A source with knowledge of the status of the bilateral negotiations said the United States would suspend duties on Chinese goods worth $ 160 billion, which are expected to enter into force on Sunday and reduce other existing fees.
In return, Beijing will agree to purchase US $ 50 billion in agricultural commodities in 2020, double the amount it bought in 2017, before the outbreak of the trade dispute, according to two US-based sources who took note of the progress of the talks.
But there have been no official announcements from Washington or Beijing, raising questions about whether the conditions have met the approval of both sides.
New Chinese duties on American goods are scheduled to start at 0401 GMT on Sunday, while US fees will apply to Chinese goods from 0501 GMT. Both sides will have to issue formal announcements to postpone or cancel those fees.
Two sources familiar with the negotiations said earlier that Washington had offered to reduce fees based on Chinese goods by 50 percent, and to suspend the new fees due on Sunday in order to reach a "stage 1" agreement that first appeared in October.
It was not clear whether there was a written agreement, or whether Beijing had agreed to it, Reuters told a source familiar with the negotiations, based in Washington.

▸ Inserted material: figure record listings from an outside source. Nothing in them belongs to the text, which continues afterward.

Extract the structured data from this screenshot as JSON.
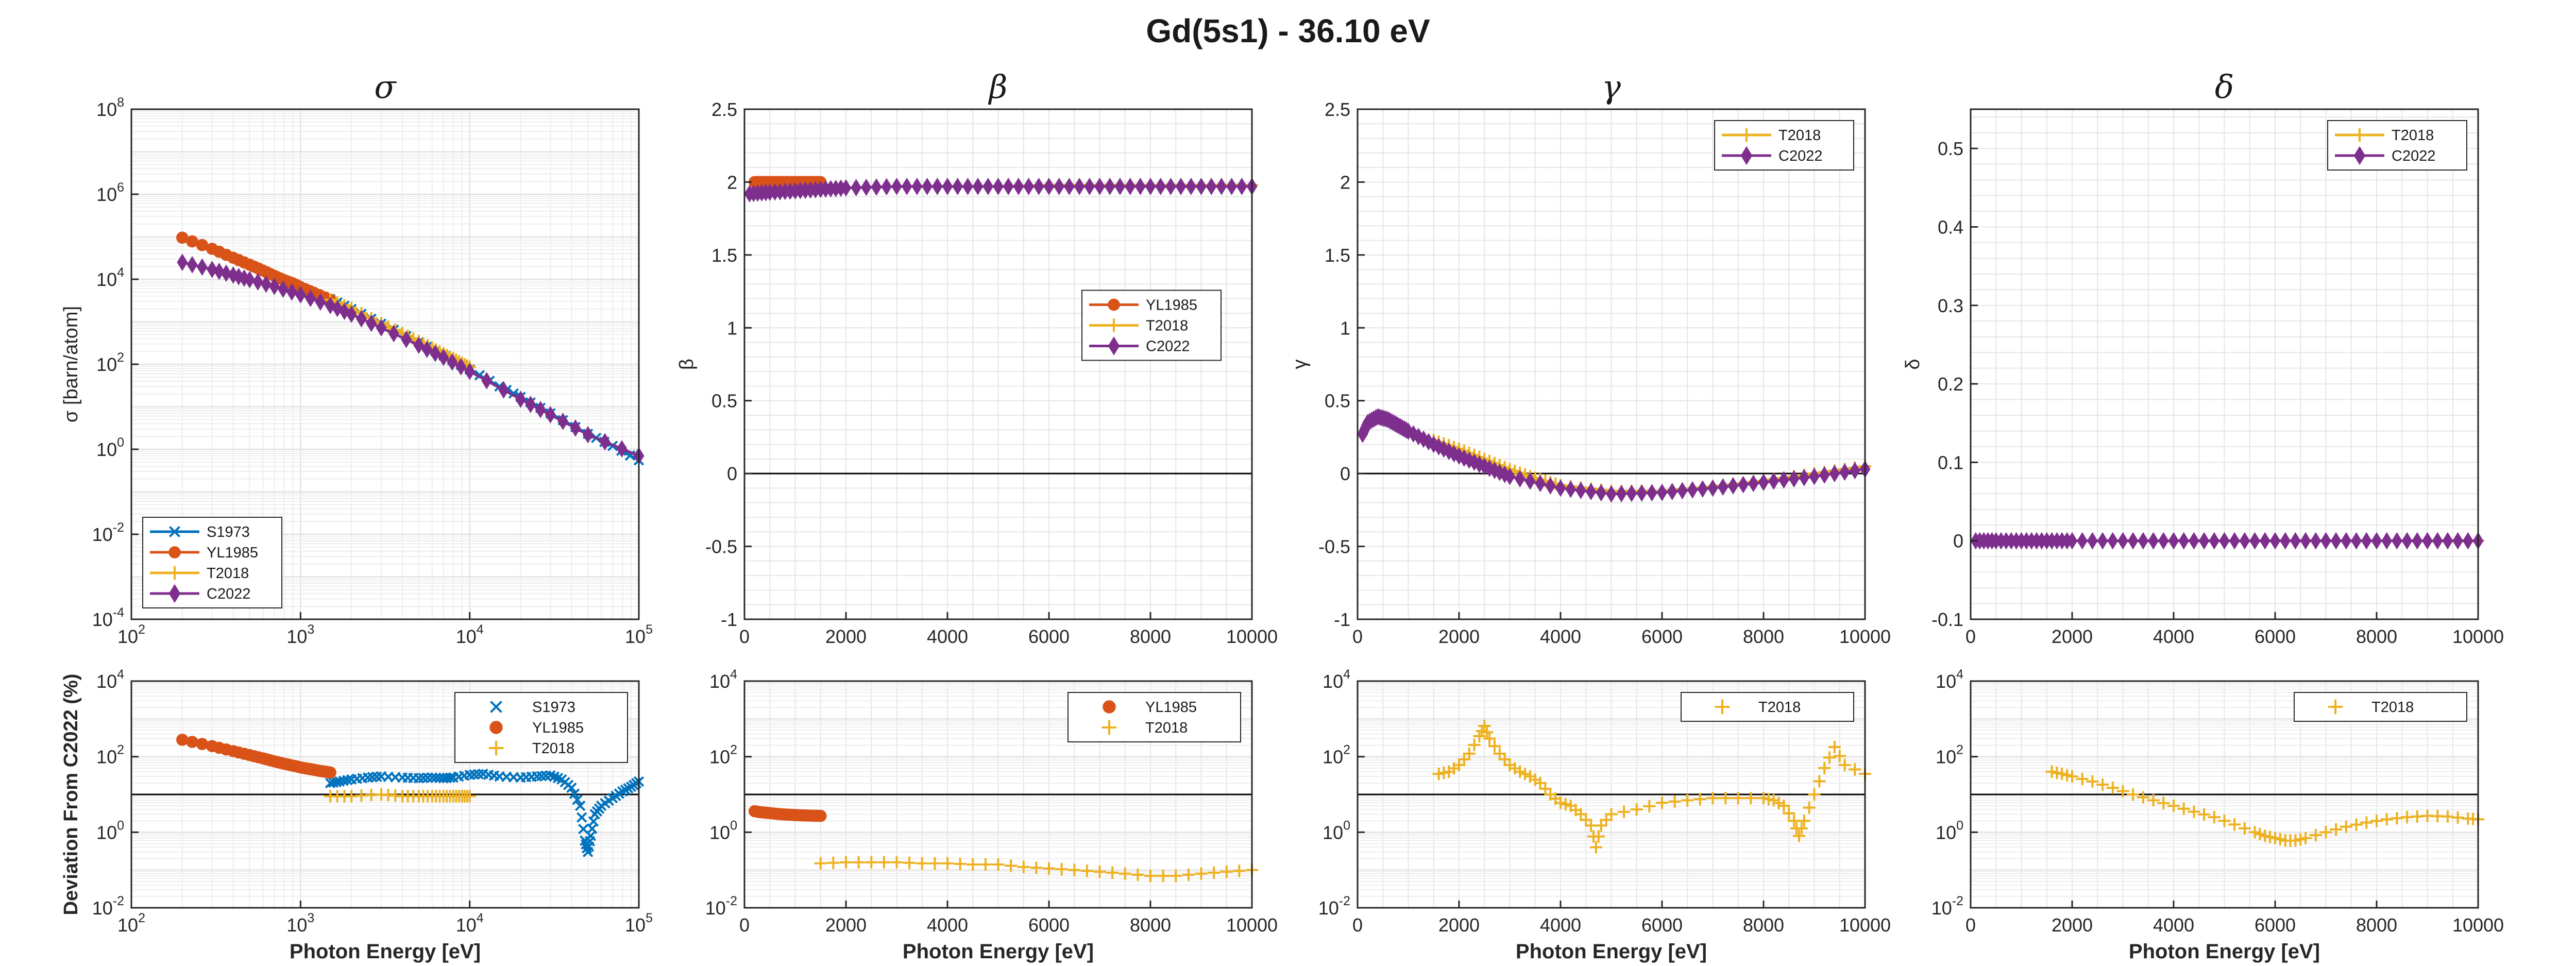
{
  "figure": {
    "title": "Gd(5s1) - 36.10 eV",
    "colors": {
      "S1973": "#0072BD",
      "YL1985": "#D95319",
      "T2018": "#EDB120",
      "C2022": "#7E2F8E"
    }
  },
  "chart_data": [
    {
      "id": "sigma",
      "type": "line",
      "title": "σ",
      "xlabel": "",
      "ylabel": "σ [barn/atom]",
      "xscale": "log",
      "yscale": "log",
      "xlim": [
        100,
        100000
      ],
      "ylim": [
        0.0001,
        100000000
      ],
      "xticks": [
        100,
        1000,
        10000,
        100000
      ],
      "yticks": [
        0.0001,
        0.01,
        1,
        100,
        10000,
        1000000,
        100000000
      ],
      "legend": "bottom-left",
      "grid": true,
      "series": [
        {
          "name": "S1973",
          "marker": "x",
          "x": [
            1500,
            2000,
            3000,
            5000,
            7000,
            10000,
            15000,
            20000,
            30000,
            50000,
            70000,
            100000
          ],
          "y": [
            3400,
            2000,
            900,
            330,
            160,
            75,
            30,
            17,
            7,
            2.3,
            1.2,
            0.55
          ]
        },
        {
          "name": "YL1985",
          "marker": "o",
          "x": [
            200,
            300,
            400,
            500,
            600,
            700,
            800,
            900,
            1000,
            1200,
            1500
          ],
          "y": [
            95000,
            52000,
            32000,
            22000,
            16000,
            12000,
            9500,
            8000,
            6500,
            4800,
            3300
          ]
        },
        {
          "name": "T2018",
          "marker": "+",
          "x": [
            1500,
            2000,
            3000,
            4000,
            5000,
            6000,
            7000,
            8000,
            9000,
            10000
          ],
          "y": [
            3300,
            2100,
            920,
            540,
            350,
            245,
            180,
            138,
            108,
            87
          ]
        },
        {
          "name": "C2022",
          "marker": "d",
          "x": [
            200,
            300,
            400,
            500,
            700,
            1000,
            1500,
            2000,
            3000,
            5000,
            7000,
            10000,
            20000,
            30000,
            50000,
            100000
          ],
          "y": [
            25000,
            17000,
            12500,
            9800,
            6800,
            4300,
            2400,
            1500,
            720,
            280,
            145,
            68,
            15,
            6.5,
            2.2,
            0.7
          ]
        }
      ]
    },
    {
      "id": "beta",
      "type": "line",
      "title": "β",
      "xlabel": "",
      "ylabel": "β",
      "xscale": "linear",
      "yscale": "linear",
      "xlim": [
        0,
        10000
      ],
      "ylim": [
        -1,
        2.5
      ],
      "xticks": [
        0,
        2000,
        4000,
        6000,
        8000,
        10000
      ],
      "yticks": [
        -1,
        -0.5,
        0,
        0.5,
        1,
        1.5,
        2,
        2.5
      ],
      "legend": "middle-right",
      "grid": true,
      "zero_line": 0,
      "series": [
        {
          "name": "YL1985",
          "marker": "o",
          "x": [
            200,
            300,
            400,
            500,
            600,
            700,
            800,
            900,
            1000,
            1100,
            1200,
            1300,
            1400,
            1500
          ],
          "y": [
            2,
            2,
            2,
            2,
            2,
            2,
            2,
            2,
            2,
            2,
            2,
            2,
            2,
            2
          ]
        },
        {
          "name": "T2018",
          "marker": "+",
          "x": [
            1500,
            2000,
            3000,
            4000,
            5000,
            6000,
            7000,
            8000,
            9000,
            10000
          ],
          "y": [
            1.96,
            1.96,
            1.97,
            1.97,
            1.97,
            1.98,
            1.98,
            1.98,
            1.98,
            1.98
          ]
        },
        {
          "name": "C2022",
          "marker": "d",
          "x": [
            100,
            500,
            1000,
            1500,
            2000,
            3000,
            4000,
            5000,
            6000,
            7000,
            8000,
            9000,
            10000
          ],
          "y": [
            1.92,
            1.93,
            1.94,
            1.95,
            1.96,
            1.97,
            1.97,
            1.97,
            1.97,
            1.97,
            1.97,
            1.97,
            1.97
          ]
        }
      ]
    },
    {
      "id": "gamma",
      "type": "line",
      "title": "γ",
      "xlabel": "",
      "ylabel": "γ",
      "xscale": "linear",
      "yscale": "linear",
      "xlim": [
        0,
        10000
      ],
      "ylim": [
        -1,
        2.5
      ],
      "xticks": [
        0,
        2000,
        4000,
        6000,
        8000,
        10000
      ],
      "yticks": [
        -1,
        -0.5,
        0,
        0.5,
        1,
        1.5,
        2,
        2.5
      ],
      "legend": "top-right",
      "grid": true,
      "zero_line": 0,
      "series": [
        {
          "name": "T2018",
          "marker": "+",
          "x": [
            1500,
            2000,
            2500,
            3000,
            3500,
            4000,
            5000,
            6000,
            7000,
            8000,
            9000,
            10000
          ],
          "y": [
            0.23,
            0.17,
            0.1,
            0.03,
            -0.03,
            -0.08,
            -0.12,
            -0.12,
            -0.09,
            -0.05,
            0,
            0.05
          ]
        },
        {
          "name": "C2022",
          "marker": "d",
          "x": [
            100,
            200,
            400,
            600,
            800,
            1000,
            1500,
            2000,
            2500,
            3000,
            4000,
            5000,
            6000,
            7000,
            8000,
            9000,
            10000
          ],
          "y": [
            0.27,
            0.35,
            0.39,
            0.37,
            0.33,
            0.29,
            0.2,
            0.12,
            0.05,
            -0.02,
            -0.1,
            -0.14,
            -0.13,
            -0.1,
            -0.06,
            -0.02,
            0.03
          ]
        }
      ]
    },
    {
      "id": "delta",
      "type": "line",
      "title": "δ",
      "xlabel": "",
      "ylabel": "δ",
      "xscale": "linear",
      "yscale": "linear",
      "xlim": [
        0,
        10000
      ],
      "ylim": [
        -0.1,
        0.55
      ],
      "xticks": [
        0,
        2000,
        4000,
        6000,
        8000,
        10000
      ],
      "yticks": [
        -0.1,
        0,
        0.1,
        0.2,
        0.3,
        0.4,
        0.5
      ],
      "legend": "top-right",
      "grid": true,
      "zero_line": 0,
      "series": [
        {
          "name": "T2018",
          "marker": "+",
          "x": [
            1500,
            2000,
            3000,
            4000,
            5000,
            6000,
            7000,
            8000,
            9000,
            10000
          ],
          "y": [
            0,
            0,
            0,
            0,
            0,
            0,
            0,
            0,
            0,
            0
          ]
        },
        {
          "name": "C2022",
          "marker": "d",
          "x": [
            100,
            500,
            1000,
            1500,
            2000,
            3000,
            4000,
            5000,
            6000,
            7000,
            8000,
            9000,
            10000
          ],
          "y": [
            0,
            0,
            0,
            0,
            0,
            0,
            0,
            0,
            0,
            0,
            0,
            0,
            0
          ]
        }
      ]
    },
    {
      "id": "dev-sigma",
      "type": "scatter",
      "title": "",
      "xlabel": "Photon Energy [eV]",
      "ylabel": "Deviation From C2022 (%)",
      "xscale": "log",
      "yscale": "log",
      "xlim": [
        100,
        100000
      ],
      "ylim": [
        0.01,
        10000
      ],
      "xticks": [
        100,
        1000,
        10000,
        100000
      ],
      "yticks": [
        0.01,
        1,
        100,
        10000
      ],
      "legend": "top-right",
      "grid": true,
      "ref_line": 10,
      "series": [
        {
          "name": "S1973",
          "marker": "x",
          "x": [
            1500,
            1700,
            2000,
            2500,
            3000,
            4000,
            5000,
            6000,
            7000,
            8000,
            10000,
            12000,
            15000,
            20000,
            25000,
            30000,
            35000,
            40000,
            45000,
            48000,
            50000,
            52000,
            55000,
            60000,
            70000,
            80000,
            90000,
            100000
          ],
          "y": [
            20,
            22,
            25,
            28,
            30,
            28,
            27,
            28,
            27,
            28,
            33,
            35,
            30,
            28,
            30,
            32,
            25,
            15,
            5,
            0.6,
            0.3,
            0.8,
            3,
            5,
            8,
            12,
            16,
            22
          ]
        },
        {
          "name": "YL1985",
          "marker": "o",
          "x": [
            200,
            300,
            400,
            500,
            600,
            700,
            800,
            900,
            1000,
            1100,
            1200,
            1300,
            1400,
            1500
          ],
          "y": [
            280,
            190,
            140,
            110,
            90,
            75,
            65,
            58,
            52,
            48,
            45,
            42,
            40,
            38
          ]
        },
        {
          "name": "T2018",
          "marker": "+",
          "x": [
            1500,
            2000,
            3000,
            4000,
            5000,
            6000,
            7000,
            8000,
            9000,
            10000
          ],
          "y": [
            9,
            9,
            10,
            9,
            9,
            9,
            9,
            9,
            9,
            9
          ]
        }
      ]
    },
    {
      "id": "dev-beta",
      "type": "scatter",
      "title": "",
      "xlabel": "Photon Energy [eV]",
      "ylabel": "",
      "xscale": "linear",
      "yscale": "log",
      "xlim": [
        0,
        10000
      ],
      "ylim": [
        0.01,
        10000
      ],
      "xticks": [
        0,
        2000,
        4000,
        6000,
        8000,
        10000
      ],
      "yticks": [
        0.01,
        1,
        100,
        10000
      ],
      "legend": "top-right",
      "grid": true,
      "ref_line": 10,
      "series": [
        {
          "name": "YL1985",
          "marker": "o",
          "x": [
            200,
            300,
            400,
            500,
            600,
            700,
            800,
            900,
            1000,
            1100,
            1200,
            1300,
            1400,
            1500
          ],
          "y": [
            3.6,
            3.4,
            3.3,
            3.2,
            3.1,
            3.0,
            2.95,
            2.9,
            2.85,
            2.8,
            2.78,
            2.75,
            2.72,
            2.7
          ]
        },
        {
          "name": "T2018",
          "marker": "+",
          "x": [
            1500,
            2000,
            2500,
            3000,
            3500,
            4000,
            4500,
            5000,
            5500,
            6000,
            6500,
            7000,
            7500,
            8000,
            8500,
            9000,
            9500,
            10000
          ],
          "y": [
            0.15,
            0.16,
            0.16,
            0.16,
            0.15,
            0.15,
            0.14,
            0.14,
            0.12,
            0.11,
            0.1,
            0.09,
            0.08,
            0.07,
            0.07,
            0.08,
            0.09,
            0.1
          ]
        }
      ]
    },
    {
      "id": "dev-gamma",
      "type": "scatter",
      "title": "",
      "xlabel": "Photon Energy [eV]",
      "ylabel": "",
      "xscale": "linear",
      "yscale": "log",
      "xlim": [
        0,
        10000
      ],
      "ylim": [
        0.01,
        10000
      ],
      "xticks": [
        0,
        2000,
        4000,
        6000,
        8000,
        10000
      ],
      "yticks": [
        0.01,
        1,
        100,
        10000
      ],
      "legend": "top-right",
      "grid": true,
      "ref_line": 10,
      "series": [
        {
          "name": "T2018",
          "marker": "+",
          "x": [
            1600,
            1800,
            2000,
            2200,
            2400,
            2500,
            2600,
            2800,
            3000,
            3200,
            3400,
            3600,
            3800,
            4000,
            4200,
            4400,
            4600,
            4700,
            4800,
            5000,
            5500,
            6000,
            6500,
            7000,
            7500,
            8000,
            8200,
            8400,
            8600,
            8700,
            8800,
            9000,
            9200,
            9400,
            9600,
            10000
          ],
          "y": [
            35,
            40,
            60,
            120,
            350,
            650,
            300,
            120,
            60,
            40,
            30,
            20,
            10,
            6,
            5,
            3,
            1.5,
            0.4,
            1.5,
            3,
            4,
            6,
            7,
            8,
            8,
            8,
            7,
            5,
            2,
            0.8,
            2,
            10,
            50,
            180,
            60,
            35
          ]
        }
      ]
    },
    {
      "id": "dev-delta",
      "type": "scatter",
      "title": "",
      "xlabel": "Photon Energy [eV]",
      "ylabel": "",
      "xscale": "linear",
      "yscale": "log",
      "xlim": [
        0,
        10000
      ],
      "ylim": [
        0.01,
        10000
      ],
      "xticks": [
        0,
        2000,
        4000,
        6000,
        8000,
        10000
      ],
      "yticks": [
        0.01,
        1,
        100,
        10000
      ],
      "legend": "top-right",
      "grid": true,
      "ref_line": 10,
      "series": [
        {
          "name": "T2018",
          "marker": "+",
          "x": [
            1600,
            1800,
            2000,
            2400,
            2800,
            3200,
            3600,
            4000,
            4400,
            4800,
            5200,
            5600,
            5800,
            6000,
            6200,
            6400,
            6600,
            7000,
            7400,
            7800,
            8200,
            8600,
            9000,
            9400,
            9800,
            10000
          ],
          "y": [
            40,
            35,
            30,
            22,
            15,
            10,
            7,
            5,
            3.5,
            2.5,
            1.6,
            1.0,
            0.8,
            0.7,
            0.6,
            0.6,
            0.7,
            1.0,
            1.4,
            1.8,
            2.2,
            2.5,
            2.7,
            2.6,
            2.3,
            2.2
          ]
        }
      ]
    }
  ]
}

"It is not at all clear to me: is this an agreement in principle or is it an agreement?" The source said.
The Chinese yuan jumped to a four-and-a-half-month high against the US dollar, and Chinese stocks rallied strongly on Friday, triggered by the news.

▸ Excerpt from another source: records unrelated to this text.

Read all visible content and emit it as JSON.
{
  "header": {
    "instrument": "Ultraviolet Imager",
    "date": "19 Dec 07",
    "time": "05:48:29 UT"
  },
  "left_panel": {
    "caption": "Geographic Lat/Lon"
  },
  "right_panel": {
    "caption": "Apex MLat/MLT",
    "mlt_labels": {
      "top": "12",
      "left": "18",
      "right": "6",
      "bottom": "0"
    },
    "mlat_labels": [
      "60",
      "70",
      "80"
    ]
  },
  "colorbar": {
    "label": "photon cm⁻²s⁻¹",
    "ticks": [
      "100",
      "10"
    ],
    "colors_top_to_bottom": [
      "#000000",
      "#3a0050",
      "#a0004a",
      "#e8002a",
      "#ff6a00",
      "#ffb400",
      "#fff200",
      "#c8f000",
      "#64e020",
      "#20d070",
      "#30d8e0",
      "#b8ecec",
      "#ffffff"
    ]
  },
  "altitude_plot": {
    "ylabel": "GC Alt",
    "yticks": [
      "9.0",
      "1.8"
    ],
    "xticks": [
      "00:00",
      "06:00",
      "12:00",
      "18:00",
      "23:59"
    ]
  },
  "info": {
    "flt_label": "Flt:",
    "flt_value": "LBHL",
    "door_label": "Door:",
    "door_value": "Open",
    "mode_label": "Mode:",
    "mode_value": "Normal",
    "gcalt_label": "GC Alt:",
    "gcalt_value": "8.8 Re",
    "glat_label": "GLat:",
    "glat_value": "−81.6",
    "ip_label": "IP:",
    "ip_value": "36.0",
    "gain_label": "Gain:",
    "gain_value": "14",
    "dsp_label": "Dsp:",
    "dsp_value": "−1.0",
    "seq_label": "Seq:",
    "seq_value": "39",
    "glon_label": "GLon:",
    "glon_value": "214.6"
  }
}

An American business community official in Beijing told Reuters he saw all of this as akin to a "final offer" that Trump had agreed to, but that Beijing had not yet confirmed.
Some analysts also continued to question China's ability to increase purchases of agricultural goods, which increased sharply.
For example, the demand for soybeans - a major American product used in the feed industry - fell sharply after the outbreak of the African swine fever epidemic in China. They say that this decline also makes it difficult to implement a significant increase in corn purchases.
It will also be difficult to increase purchases of other US agricultural products, such as beef, by analysts, according to analysts.
"Logistically, there is simply no way that they can double imports within a year," said Darren Friedrichs, chief commodity market analyst for Asia at Intel FC Stone.